僕の彼女の話

 急に降り出した冷たい春の雨の中を走り抜け、最悪の気分で帰宅すると今朝確かに施錠したはずの扉は開け放たれており、更に玄関先で人が倒れていた。フローリングは水浸しになっており、さながらよく刑事ドラマで目にする血の海に横たわる死体のようだ。
 しかし僕は大したリアクションもなく駅で買った傘を広げて足元に置き、その俯せた身体を跨いで洗面所に行く。上着をハンガーに掛けてからバスタオルを引っ掴むと、玄関へ取って返した。
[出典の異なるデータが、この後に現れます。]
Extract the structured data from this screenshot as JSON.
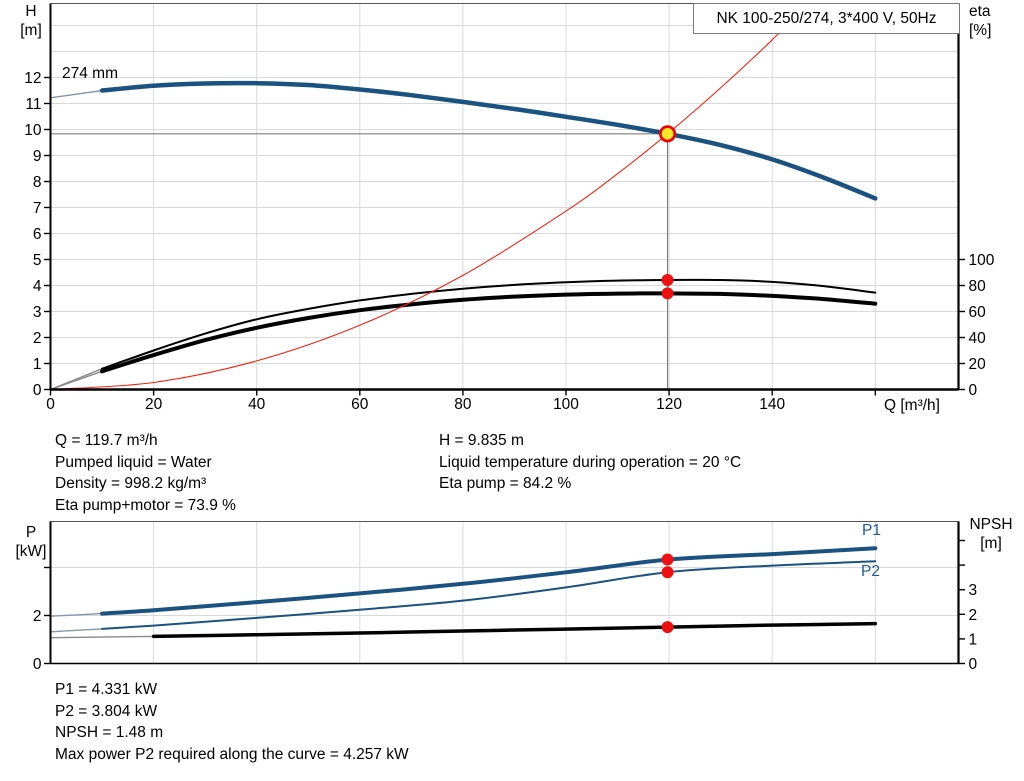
{
  "title_box": {
    "text": "NK 100-250/274, 3*400 V, 50Hz"
  },
  "colors": {
    "curve_blue": "#1a5280",
    "curve_black": "#000000",
    "curve_red": "#f02311",
    "dot_red": "#ee1111",
    "duty_fill": "#ffe926",
    "duty_ring": "#f00000",
    "thin_blue": "#8497ad",
    "thin_gray": "#8a8a8a",
    "grid": "#d9d9d9",
    "crosshair": "#7f7f7f",
    "axis": "#000000",
    "border_soft": "#555555",
    "label_blue": "#1f5c8f"
  },
  "top_chart": {
    "y1_unit": [
      "H",
      "[m]"
    ],
    "y2_unit": [
      "eta",
      "[%]"
    ],
    "x_unit": "Q [m³/h]",
    "curve_label": "274 mm"
  },
  "bottom_chart": {
    "y1_unit": [
      "P",
      "[kW]"
    ],
    "y2_unit": [
      "NPSH",
      "[m]"
    ],
    "p1_label": "P1",
    "p2_label": "P2"
  },
  "annotations": {
    "mid_left": [
      "Q = 119.7 m³/h",
      "Pumped liquid = Water",
      "Density = 998.2 kg/m³",
      "Eta pump+motor = 73.9 %"
    ],
    "mid_right": [
      "H = 9.835 m",
      "Liquid temperature during operation = 20 °C",
      "Eta pump = 84.2 %"
    ],
    "bottom": [
      "P1 = 4.331 kW",
      "P2 = 3.804 kW",
      "NPSH = 1.48 m",
      "Max power P2 required along the curve = 4.257 kW"
    ]
  },
  "chart_data": [
    {
      "type": "line",
      "title": "NK 100-250/274, 3*400 V, 50Hz",
      "xlabel": "Q [m³/h]",
      "ylabel": "H [m]",
      "y2label": "eta [%]",
      "xlim": [
        0,
        176
      ],
      "ylim": [
        0,
        14.85
      ],
      "y2lim": [
        0,
        100
      ],
      "y2_note": "eta 0-100 % spans H 0-5 m on shared plot",
      "grid": true,
      "xticks": [
        0,
        20,
        40,
        60,
        80,
        100,
        120,
        140,
        160
      ],
      "xtick_labels": [
        "0",
        "20",
        "40",
        "60",
        "80",
        "100",
        "120",
        "140",
        ""
      ],
      "yticks": [
        0,
        1,
        2,
        3,
        4,
        5,
        6,
        7,
        8,
        9,
        10,
        11,
        12
      ],
      "ytick_labels": [
        "0",
        "1",
        "2",
        "3",
        "4",
        "5",
        "6",
        "7",
        "8",
        "9",
        "10",
        "11",
        "12"
      ],
      "y2ticks": [
        0,
        20,
        40,
        60,
        80,
        100
      ],
      "y2tick_labels": [
        "0",
        "20",
        "40",
        "60",
        "80",
        "100"
      ],
      "grid_x": [
        20,
        40,
        60,
        80,
        100,
        120,
        140,
        160
      ],
      "grid_y": [
        1,
        2,
        3,
        4,
        5,
        6,
        7,
        8,
        9,
        10,
        11,
        12,
        13,
        14
      ],
      "series": [
        {
          "name": "274 mm",
          "axis": "y1",
          "color": "curve_blue",
          "width": 4.5,
          "thin_to": 10,
          "thin_color": "thin_blue",
          "points": [
            [
              0,
              11.22
            ],
            [
              10,
              11.5
            ],
            [
              20,
              11.68
            ],
            [
              30,
              11.77
            ],
            [
              40,
              11.78
            ],
            [
              50,
              11.71
            ],
            [
              60,
              11.54
            ],
            [
              70,
              11.32
            ],
            [
              80,
              11.06
            ],
            [
              90,
              10.79
            ],
            [
              100,
              10.49
            ],
            [
              110,
              10.18
            ],
            [
              119.7,
              9.835
            ],
            [
              130,
              9.4
            ],
            [
              140,
              8.85
            ],
            [
              150,
              8.15
            ],
            [
              160,
              7.35
            ]
          ]
        },
        {
          "name": "eta pump",
          "axis": "y2",
          "color": "curve_black",
          "width": 2,
          "thin_to": 10,
          "thin_color": "thin_gray",
          "points": [
            [
              0,
              0
            ],
            [
              10,
              16
            ],
            [
              20,
              30
            ],
            [
              30,
              43
            ],
            [
              40,
              54
            ],
            [
              50,
              62
            ],
            [
              60,
              68.5
            ],
            [
              70,
              73.5
            ],
            [
              80,
              77.5
            ],
            [
              90,
              80.5
            ],
            [
              100,
              82.5
            ],
            [
              110,
              83.8
            ],
            [
              119.7,
              84.2
            ],
            [
              130,
              84.2
            ],
            [
              140,
              82.8
            ],
            [
              150,
              79.5
            ],
            [
              160,
              74.5
            ]
          ]
        },
        {
          "name": "eta pump+motor",
          "axis": "y2",
          "color": "curve_black",
          "width": 4,
          "thin_to": 10,
          "thin_color": "thin_gray",
          "points": [
            [
              0,
              0
            ],
            [
              10,
              14
            ],
            [
              20,
              26.5
            ],
            [
              30,
              38
            ],
            [
              40,
              47.5
            ],
            [
              50,
              55
            ],
            [
              60,
              61
            ],
            [
              70,
              65.5
            ],
            [
              80,
              69
            ],
            [
              90,
              71.5
            ],
            [
              100,
              73
            ],
            [
              110,
              73.8
            ],
            [
              119.7,
              73.9
            ],
            [
              130,
              73.5
            ],
            [
              140,
              72
            ],
            [
              150,
              69.5
            ],
            [
              160,
              66
            ]
          ]
        },
        {
          "name": "system curve",
          "axis": "y1",
          "color": "curve_red",
          "width": 1.1,
          "points": [
            [
              0,
              0
            ],
            [
              20,
              0.27
            ],
            [
              40,
              1.1
            ],
            [
              60,
              2.47
            ],
            [
              80,
              4.39
            ],
            [
              100,
              6.86
            ],
            [
              110,
              8.3
            ],
            [
              119.7,
              9.835
            ],
            [
              130,
              11.6
            ],
            [
              140,
              13.45
            ],
            [
              146.6,
              14.8
            ]
          ]
        }
      ],
      "crosshair": {
        "q": 119.7,
        "h": 9.835
      },
      "markers": [
        {
          "q": 119.7,
          "axis": "y1",
          "v": 9.835,
          "type": "duty"
        },
        {
          "q": 119.7,
          "axis": "y2",
          "v": 84.2,
          "type": "dot"
        },
        {
          "q": 119.7,
          "axis": "y2",
          "v": 73.9,
          "type": "dot"
        }
      ]
    },
    {
      "type": "line",
      "title": "",
      "xlabel": "",
      "ylabel": "P [kW]",
      "y2label": "NPSH [m]",
      "xlim": [
        0,
        176
      ],
      "ylim": [
        0,
        5.92
      ],
      "y2lim": [
        0,
        5.77
      ],
      "grid": true,
      "xticks": [],
      "xtick_labels": [],
      "yticks": [
        0,
        2,
        4
      ],
      "ytick_labels": [
        "0",
        "2",
        ""
      ],
      "y2ticks": [
        0,
        1,
        2,
        3,
        4,
        5
      ],
      "y2tick_labels": [
        "0",
        "1",
        "2",
        "3",
        "",
        ""
      ],
      "grid_x": [
        20,
        40,
        60,
        80,
        100,
        120,
        140,
        160
      ],
      "grid_y": [
        2,
        4
      ],
      "series": [
        {
          "name": "P1",
          "axis": "y1",
          "color": "curve_blue",
          "width": 4,
          "thin_to": 10,
          "thin_color": "thin_blue",
          "points": [
            [
              0,
              1.97
            ],
            [
              10,
              2.08
            ],
            [
              20,
              2.22
            ],
            [
              40,
              2.56
            ],
            [
              60,
              2.92
            ],
            [
              80,
              3.32
            ],
            [
              100,
              3.8
            ],
            [
              119.7,
              4.331
            ],
            [
              140,
              4.56
            ],
            [
              160,
              4.8
            ]
          ]
        },
        {
          "name": "P2",
          "axis": "y1",
          "color": "curve_blue",
          "width": 2,
          "thin_to": 10,
          "thin_color": "thin_blue",
          "points": [
            [
              0,
              1.32
            ],
            [
              10,
              1.44
            ],
            [
              20,
              1.58
            ],
            [
              40,
              1.9
            ],
            [
              60,
              2.24
            ],
            [
              80,
              2.62
            ],
            [
              100,
              3.17
            ],
            [
              119.7,
              3.804
            ],
            [
              140,
              4.08
            ],
            [
              160,
              4.26
            ]
          ]
        },
        {
          "name": "NPSH",
          "axis": "y2",
          "color": "curve_black",
          "width": 3.5,
          "thin_to": 10,
          "thin_color": "thin_gray",
          "points": [
            [
              0,
              1.05
            ],
            [
              20,
              1.1
            ],
            [
              40,
              1.17
            ],
            [
              60,
              1.24
            ],
            [
              80,
              1.32
            ],
            [
              100,
              1.4
            ],
            [
              119.7,
              1.48
            ],
            [
              140,
              1.56
            ],
            [
              160,
              1.62
            ]
          ]
        }
      ],
      "markers": [
        {
          "q": 119.7,
          "axis": "y1",
          "v": 4.331,
          "type": "dot"
        },
        {
          "q": 119.7,
          "axis": "y1",
          "v": 3.804,
          "type": "dot"
        },
        {
          "q": 119.7,
          "axis": "y2",
          "v": 1.48,
          "type": "dot"
        }
      ]
    }
  ]
}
 死体もとい倒れている人の肩を抱えて上を向かせる。血の気のない真っ白な造形は間違いなく僕の恋人の顔をしていた。
 ほどよい弾力のある頬を突いてみると少し遅れて眉根が寄せられ、ゆっくりと瞼が開き密度のある睫毛に縁取られた大きな瞳が僕を見つめてくる。頭からバスタオルを被せて長い長い髪を丁寧に拭いてやっている間、彼女は身じろぎひとつしなかった。
 いや、かすかに震えている。
 風邪でも引いたろうか、と案じかけた時、薄い唇から蚊の鳴くような声がした。
「銀河軍がね」
「なに?」
「銀河軍がね、攻めてきたの」
「うん」
「私のパワーを狙ってここまで来たらしいの。このパワーは使う者によっては宇宙全体を破壊してしまうから」
「で、その銀河軍は?」
「なんとかやっつけた」
「そっか、怪我はない?」
「うん」
 ふと彼女が僕の肩口に顔を埋める。濡れた髪から漂う甘い匂いが鼻をかすめた。
「でも、怖かった」
「銀河軍が?」
「もしやられちゃったりしたら、もう沢島くんに会えなくなるでしょ」
「……」

 思わず言葉に詰まる。反応のない僕を恐る恐る見上げてくる彼女が、とても可愛らしかった。

「とりあえず、家に入ったらドアは閉めてね」
「うん」
 素直に頷いた彼女の頭を撫でる。
 ほわんとした顔で猫語を話し始める彼女を放置して、僕は彼女と飲むホットミルクを作るためにキッチンへ向かった。